Articles | Volume 15, issue 3
Research article
11 Mar 2011
Research article |  | 11 Mar 2011

Series distance – an intuitive metric to quantify hydrograph similarity in terms of occurrence, amplitude and timing of hydrological events

U. Ehret and E. Zehe

Abstract. Applying metrics to quantify the similarity or dissimilarity of hydrographs is a central task in hydrological modelling, used both in model calibration and the evaluation of simulations or forecasts. Motivated by the shortcomings of standard objective metrics such as the Root Mean Square Error (RMSE) or the Mean Absolute Peak Time Error (MAPTE) and the advantages of visual inspection as a powerful tool for simultaneous, case-specific and multi-criteria (yet subjective) evaluation, we propose a new objective metric termed Series Distance, which is in close accordance with visual evaluation. The Series Distance quantifies the similarity of two hydrographs neither in a time-aggregated nor in a point-by-point manner, but on the scale of hydrological events. It consists of three parts, namely a Threat Score which evaluates overall agreement of event occurrence, and the overall distance of matching observed and simulated events with respect to amplitude and timing. The novelty of the latter two is the way in which matching point pairs on the observed and simulated hydrographs are identified: not by equality in time (as is the case with the RMSE), but by the same relative position in matching segments (rise or recession) of the event, indicating the same underlying hydrological process. Thus, amplitude and timing errors are calculated simultaneously but separately, from point pairs that also match visually, considering complete events rather than only individual points (as is the case with MAPTE). Relative weights can freely be assigned to each component of the Series Distance, which allows (subjective) customization of the metric to various fields of application, but in a traceable way. Each of the three components of the Series Distance can be used in an aggregated or non-aggregated way, which makes the Series Distance a suitable tool for differentiated, process-based model diagnostics.

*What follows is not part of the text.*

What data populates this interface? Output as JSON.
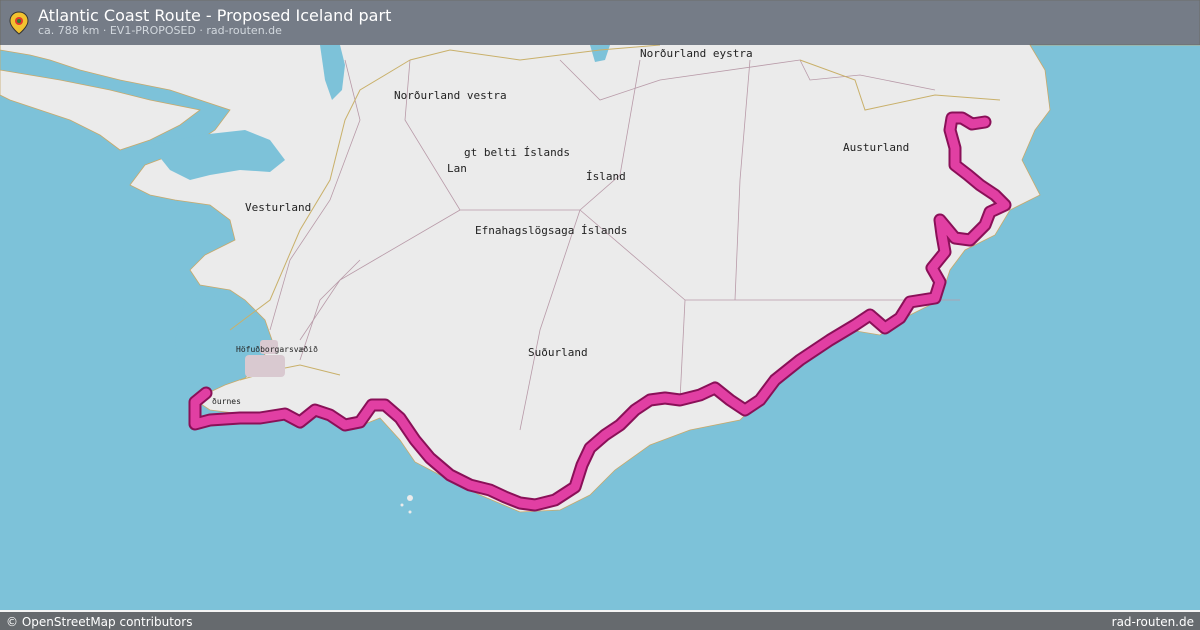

After discussing the applicability of established time series metrics for hydrographs, we present the Series Distance theory, discuss its properties and compare it to those of standard metrics used in Hydrology, both at the example of simple, artificial hydrographs and an ensemble of realistic forecasts. The results suggest that the Series Distance quantifies the degree of similarity of two hydrographs in a way comparable to visual inspection, but in an objective, reproducible way.